C’est aussi le jeu avec l’invisible : gestes fondés sur des accessoires inexistants dans La Leçon ou dirigés vers des personnages invisibles dans Les Chaises. Ces gestes flottant dans une atmosphère onirique et ludique sont en même temps chargés de créer à eux seuls la situation dramatique. L’insolite repose aussi sur une rupture du code gestuel commun. Les mouvements et attitudes deviennent ambigus. M

me

Smith, par exemple, « montre ses dents » (La Cantatrice chauve) et non « les dents », expression plus clairement animalisante mais aussi plus attendue. Les gestes bousculent le code. Ils font fi également de toute graduation.
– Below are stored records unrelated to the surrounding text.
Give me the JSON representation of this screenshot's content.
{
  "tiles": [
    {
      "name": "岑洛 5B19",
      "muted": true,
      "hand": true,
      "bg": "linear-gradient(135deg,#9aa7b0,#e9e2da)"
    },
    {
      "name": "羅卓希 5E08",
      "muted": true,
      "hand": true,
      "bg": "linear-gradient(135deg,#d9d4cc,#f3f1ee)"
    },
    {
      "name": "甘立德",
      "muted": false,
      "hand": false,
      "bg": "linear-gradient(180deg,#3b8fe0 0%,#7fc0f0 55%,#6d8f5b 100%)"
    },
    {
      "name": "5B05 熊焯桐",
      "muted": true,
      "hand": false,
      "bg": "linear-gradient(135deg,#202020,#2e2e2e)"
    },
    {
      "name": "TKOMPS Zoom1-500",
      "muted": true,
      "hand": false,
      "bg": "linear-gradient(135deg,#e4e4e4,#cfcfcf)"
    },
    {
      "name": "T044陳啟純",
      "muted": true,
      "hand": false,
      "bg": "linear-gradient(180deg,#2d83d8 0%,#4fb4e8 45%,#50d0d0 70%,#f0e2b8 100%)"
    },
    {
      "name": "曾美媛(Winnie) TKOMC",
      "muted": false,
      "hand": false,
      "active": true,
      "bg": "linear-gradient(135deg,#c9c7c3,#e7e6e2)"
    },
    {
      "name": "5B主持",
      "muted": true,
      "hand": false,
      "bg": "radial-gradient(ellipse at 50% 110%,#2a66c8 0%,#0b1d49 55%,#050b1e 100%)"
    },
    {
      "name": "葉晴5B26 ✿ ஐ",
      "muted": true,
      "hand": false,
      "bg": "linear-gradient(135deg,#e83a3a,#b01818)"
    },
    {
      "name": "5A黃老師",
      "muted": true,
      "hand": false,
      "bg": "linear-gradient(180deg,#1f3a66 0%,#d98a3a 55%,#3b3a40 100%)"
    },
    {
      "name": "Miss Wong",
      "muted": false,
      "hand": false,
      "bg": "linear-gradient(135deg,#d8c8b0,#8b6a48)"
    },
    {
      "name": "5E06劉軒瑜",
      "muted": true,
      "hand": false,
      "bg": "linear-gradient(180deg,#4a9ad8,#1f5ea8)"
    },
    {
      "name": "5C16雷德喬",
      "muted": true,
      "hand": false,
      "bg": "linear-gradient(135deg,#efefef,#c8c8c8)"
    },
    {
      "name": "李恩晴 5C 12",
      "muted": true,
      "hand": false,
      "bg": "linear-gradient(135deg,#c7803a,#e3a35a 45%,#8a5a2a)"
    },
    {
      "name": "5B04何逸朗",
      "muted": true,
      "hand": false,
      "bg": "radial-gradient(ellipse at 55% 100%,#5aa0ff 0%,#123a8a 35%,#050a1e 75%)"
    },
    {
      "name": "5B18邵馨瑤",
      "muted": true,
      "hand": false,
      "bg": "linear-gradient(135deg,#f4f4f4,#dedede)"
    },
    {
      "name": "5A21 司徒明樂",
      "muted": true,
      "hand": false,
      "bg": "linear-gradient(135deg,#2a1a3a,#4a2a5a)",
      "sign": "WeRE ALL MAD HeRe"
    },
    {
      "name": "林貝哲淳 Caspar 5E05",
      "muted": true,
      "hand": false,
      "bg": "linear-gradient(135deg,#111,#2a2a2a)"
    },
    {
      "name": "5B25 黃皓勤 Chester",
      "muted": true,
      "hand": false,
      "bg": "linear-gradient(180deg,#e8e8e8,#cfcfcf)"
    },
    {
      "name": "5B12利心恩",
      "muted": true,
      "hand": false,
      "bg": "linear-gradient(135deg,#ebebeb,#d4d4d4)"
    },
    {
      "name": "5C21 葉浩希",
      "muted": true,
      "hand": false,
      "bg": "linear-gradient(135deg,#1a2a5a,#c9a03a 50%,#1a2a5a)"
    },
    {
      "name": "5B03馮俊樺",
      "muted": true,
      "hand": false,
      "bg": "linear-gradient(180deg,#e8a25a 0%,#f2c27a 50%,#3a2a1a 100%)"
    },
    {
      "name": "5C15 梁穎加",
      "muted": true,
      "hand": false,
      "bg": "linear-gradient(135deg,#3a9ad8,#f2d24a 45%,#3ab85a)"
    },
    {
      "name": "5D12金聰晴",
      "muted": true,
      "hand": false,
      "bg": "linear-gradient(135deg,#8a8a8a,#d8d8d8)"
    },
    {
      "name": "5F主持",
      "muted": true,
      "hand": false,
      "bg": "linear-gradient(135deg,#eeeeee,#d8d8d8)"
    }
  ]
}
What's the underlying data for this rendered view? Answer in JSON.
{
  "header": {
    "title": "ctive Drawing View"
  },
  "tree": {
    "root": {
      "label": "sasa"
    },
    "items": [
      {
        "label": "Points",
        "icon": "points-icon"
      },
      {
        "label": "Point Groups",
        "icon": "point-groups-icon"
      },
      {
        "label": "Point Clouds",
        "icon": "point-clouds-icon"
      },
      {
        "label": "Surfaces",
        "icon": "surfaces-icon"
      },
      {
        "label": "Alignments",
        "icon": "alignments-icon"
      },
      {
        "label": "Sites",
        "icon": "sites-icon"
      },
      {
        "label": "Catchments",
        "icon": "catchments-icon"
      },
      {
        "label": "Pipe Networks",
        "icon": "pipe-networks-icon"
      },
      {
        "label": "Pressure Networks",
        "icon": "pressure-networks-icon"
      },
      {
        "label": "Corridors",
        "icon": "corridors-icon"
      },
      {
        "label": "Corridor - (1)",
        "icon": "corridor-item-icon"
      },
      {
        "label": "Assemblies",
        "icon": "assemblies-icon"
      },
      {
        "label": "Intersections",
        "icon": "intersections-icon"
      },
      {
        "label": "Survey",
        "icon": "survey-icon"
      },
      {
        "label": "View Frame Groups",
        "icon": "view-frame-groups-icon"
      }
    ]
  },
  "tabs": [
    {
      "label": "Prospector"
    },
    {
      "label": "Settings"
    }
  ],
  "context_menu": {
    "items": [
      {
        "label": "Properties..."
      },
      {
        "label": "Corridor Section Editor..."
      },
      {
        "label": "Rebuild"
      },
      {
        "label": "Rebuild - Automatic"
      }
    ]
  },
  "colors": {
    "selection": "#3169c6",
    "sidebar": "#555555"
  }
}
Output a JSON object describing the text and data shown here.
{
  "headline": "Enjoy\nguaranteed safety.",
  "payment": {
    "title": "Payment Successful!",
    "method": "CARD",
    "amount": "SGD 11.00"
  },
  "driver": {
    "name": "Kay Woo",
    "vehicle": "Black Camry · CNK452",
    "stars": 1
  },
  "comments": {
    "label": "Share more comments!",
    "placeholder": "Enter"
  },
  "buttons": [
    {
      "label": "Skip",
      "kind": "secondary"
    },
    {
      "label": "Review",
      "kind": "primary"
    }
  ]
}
Mme Smith supplie de manière outrée le Pompier de raconter une nouvelle anecdote : elle

« tombe à ses genoux, en sanglotant, ou ne le fait pas » (ibid.). L’équivalence posée entre le jeu hyperbolique et l’absence de geste prouve qu’il est vain de compter sur une échelle rationnelle. Les gestes et les poses sont littéralement extravagants, souvent dépourvus de motivations logiques telles les traversées de la scène sans rime ni raison dans Le Maître voire Macbett. Parfois ils sont tout simplement inappropriés et signent alors l’altération ontologique des personnages : « Il la menace après s’être ébroué comme un caniche ; mais "vraiment"

comme un caniche » (Le Tableau). En dernière instance, l’accélération est une des modalités les plus représentatives de la gestualité ionescienne. La scène de thaumaturgie dans Macbett, celle du va-et-vient de la Concierge avec son plateau dans Ce Formidable Bordel !, celle de Madeleine apportant les tasses dans Victimes du devoir… sont fondées sur une répétition des mouvements avec augmentation de la cadence. Au final, l’effet produit est celui d’une mécanisation : « le Premier Agent répète les ordres de la même manière, en tournant la tête, à droite, à gauche, etc., comme une marionnette » (Tueur sans gages). Outre sa capacité à détacher le théâtre d’une dramaturgie purement verbale et à ouvrir sur d’autres dimensions esthétiques (onirisme, insolite) voire d’autres arts (danse, pantomime), le geste est le meilleur révélateur de l’obsession ionescienne de l’accélération en même temps qu’un des instruments privilégiés pour représenter l’homme comme un pantin métaphysique ou un vide ontologique.

Bibliographie

Paul V ERNOIS , La Dynamique théâtrale d’Eugène Ionesco, Klincksieck, coll. « Théâtre d’aujourd’hui », 1988, p. 189-205.

Yannick H OFFERT , « De la dimension chorégraphique du théâtre de Ionesco », in Marie-

France Ionesco et Norbert Dodille (dir.), Lire, jouer Ionesco. Colloque de Cerisy, Les

Solitaires Intempestifs, 2010, p. 271-292.